RESEARCHERS have set out the harmful effects of puppy farms on the long-term health of dogs.

Every year at least 17,680 puppies are advertised for sale, with an average cost of £817, according to a report compiled by academics for the Scottish Government. They do not know how much of the £13 million trade in Scotland is illegal.

Dogs that have come from puppy farms are often cheaper than a Kennel Club registered breeder, but the Scottish SPCA’s head of education and policy, Gilly Mendes Ferreira, said the welfare of those animals was often neglected.

“The barbaric and cruel trade in puppies needs to stop,” she said.

“Week after week, animal rescue organisations across the UK and Ireland and devastated owners are picking up the pieces of a multi-million pound industry which treats these dogs as nothing more than commodities, with no concern at all for animal welfare.”

Dr Jo Williams, senior lecturer in Clinical and Health Psychology at the University of Edinburgh, said: “Our research has now proven that dogs from puppy farms have more behavioural issues and are more likely to have medical conditions impacting their long-term health compared to dogs from other breeding backgrounds.”
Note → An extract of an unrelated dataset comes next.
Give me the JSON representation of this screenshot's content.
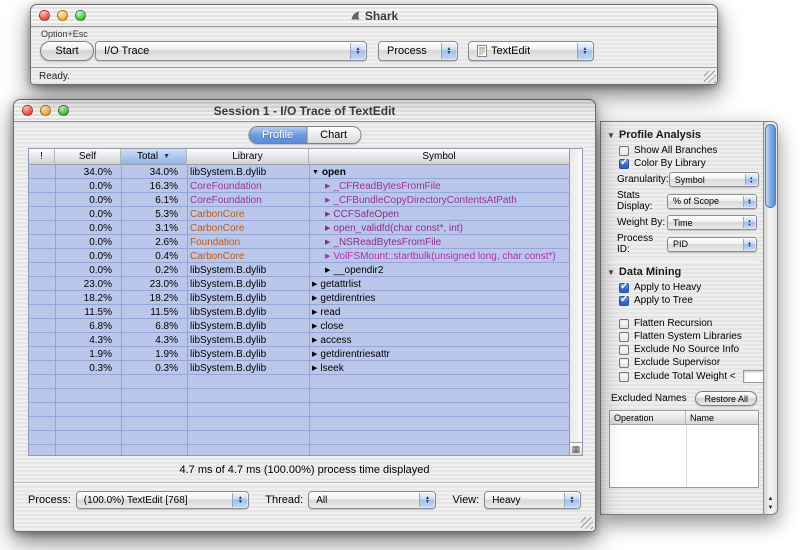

The research came as Cabinet Secretary Roseanna Cunningham opened Scotland’s first K9 Conference, hosted by the Scottish SPCA and the University of Edinburgh.

In her speech Cunningham said the government was “determined to crack down on animal traffickers”,

She added: “As outlined in the Programme for Government, we will work with charities and enforcement agencies to take forward the recommendations on illegal importation and sale from ‘puppy farms’. This will include a national campaign to highlight the risk of buying puppies online and rehoming dogs from abroad.”

Last month Christopher Gorman of North Lanarkshire was given a lifetime ban on keeping animals and a £2600 fine.

The puppy trader was found guilty of allowing the death of a puppy in his care and repeatedly striking dogs with a large piece of wood.